Special Euler bricks and $x^2(y^2-1)^2+y^2(x^2-1)^2=z^2$

Question

Define,

$$P_1 := a^2+b^2\\ P_2 := a^2+c^2\\ P_3 := b^2+c^2$$

Let,

$$a,b,c = 2xy,\;x(y^2-1),\;y(x^2-1)$$

and $P_1,P_2$ become squares. If we wish to make $P_3$ a square as well, then,

$$P_3:=x^2(y^2-1)^2+y^2(x^2-1)^2=z^2\tag1$$

or a quartic polynomial to be made a square (hence may be amenable to being treated as an elliptic curve). Euler gave a rational parameterization to $(1)$.

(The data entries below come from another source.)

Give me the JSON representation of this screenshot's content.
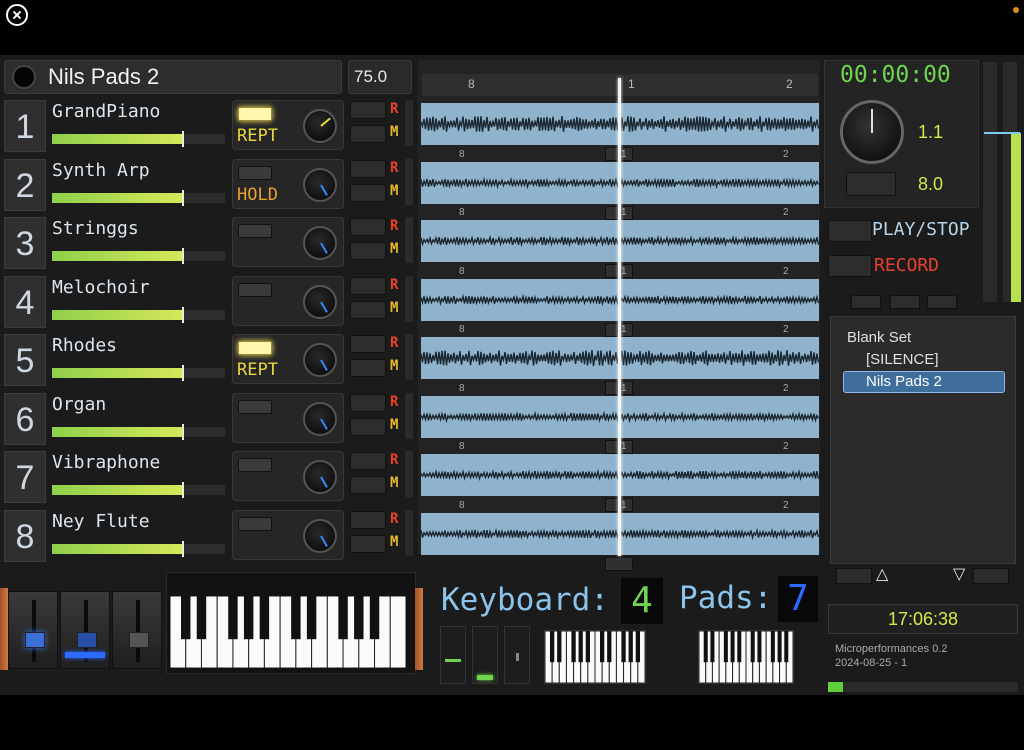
{
  "header": {
    "set_title": "Nils Pads 2",
    "tempo": "75.0"
  },
  "tracks": [
    {
      "number": "1",
      "name": "GrandPiano",
      "level": 0.75,
      "led_on": true,
      "mode": "REPT",
      "mode_kind": "repeat"
    },
    {
      "number": "2",
      "name": "Synth Arp",
      "level": 0.75,
      "led_on": false,
      "mode": "HOLD",
      "mode_kind": "hold"
    },
    {
      "number": "3",
      "name": "Stringgs",
      "level": 0.75,
      "led_on": false,
      "mode": "",
      "mode_kind": ""
    },
    {
      "number": "4",
      "name": "Melochoir",
      "level": 0.75,
      "led_on": false,
      "mode": "",
      "mode_kind": ""
    },
    {
      "number": "5",
      "name": "Rhodes",
      "level": 0.75,
      "led_on": true,
      "mode": "REPT",
      "mode_kind": "repeat"
    },
    {
      "number": "6",
      "name": "Organ",
      "level": 0.75,
      "led_on": false,
      "mode": "",
      "mode_kind": ""
    },
    {
      "number": "7",
      "name": "Vibraphone",
      "level": 0.75,
      "led_on": false,
      "mode": "",
      "mode_kind": ""
    },
    {
      "number": "8",
      "name": "Ney Flute",
      "level": 0.75,
      "led_on": false,
      "mode": "",
      "mode_kind": ""
    }
  ],
  "track_buttons": {
    "record_label": "R",
    "mute_label": "M"
  },
  "timeline": {
    "ruler_labels": [
      "8",
      "1",
      "2"
    ]
  },
  "transport": {
    "timecode": "00:00:00",
    "value_top": "1.1",
    "value_bottom": "8.0",
    "play_label": "PLAY/STOP",
    "record_label": "RECORD"
  },
  "setlist": {
    "items": [
      {
        "label": "Blank Set",
        "selected": false
      },
      {
        "label": "[SILENCE]",
        "selected": false
      },
      {
        "label": "Nils Pads 2",
        "selected": true
      }
    ],
    "up_arrow": "△",
    "down_arrow": "▽"
  },
  "status": {
    "clock": "17:06:38",
    "app_version": "Microperformances 0.2",
    "build_date": "2024-08-25 - 1",
    "progress": 0.08
  },
  "keyboard": {
    "keyboard_label": "Keyboard:",
    "keyboard_channel": "4",
    "pads_label": "Pads:",
    "pads_channel": "7"
  },
  "colors": {
    "accent_green": "#6fd44f",
    "accent_yellow": "#d8e84a",
    "record_red": "#e8402a",
    "label_blue": "#8cc3ea",
    "wave_blue": "#8fb3cc"
  }
}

However, if we seek integer solutions, then I find there are only six $x,y$ with $1<x<y<500$, namely,

$$7,\,10\\11,\,17\\17,\,65\\22,\,24\\27,\,66\\186,\,288$$

Question:

1. Are there more with bound $B>500$?
2. Are there, in fact, infinitely many integer solutions to $(1)$?

Answer 1

I tried to pursue the perspective of $(1)$ being a family of elliptic curves for a fixed $y \ge 2$. However, one quickly comes across curves, where the rank is not so easily computed (or maybe even computable with current methods).

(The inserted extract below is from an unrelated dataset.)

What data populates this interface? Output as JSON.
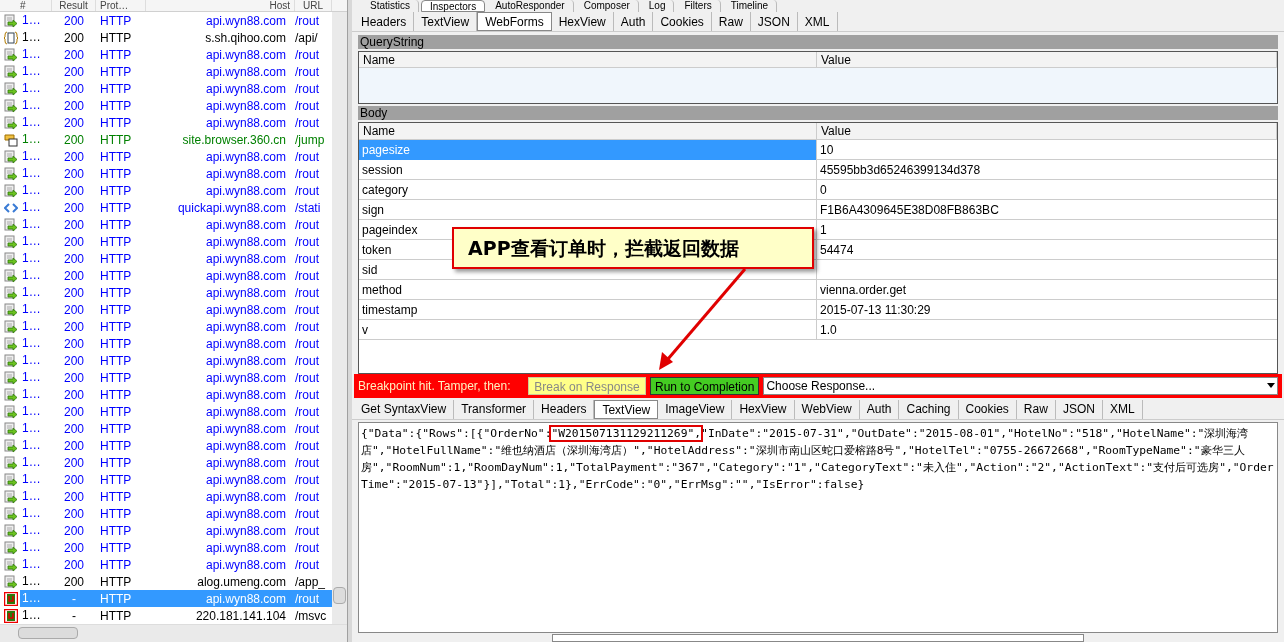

Instead I used Michael Stoll's ratpoints to find integral points and in the range $500 \le y \le 3000$ I found the following $(x,y,z)$

$$ (1272,\,901,\,1786468933)\\(142,\,1376,\,270286962)\\(21659,\,2024\,\ 953619976155) $$

which atleast answers the first question.

The second question I cannot answer. Empirically, the integral points are very scarce, but my feeling is, that it is a very bad heuristic for concluding anything.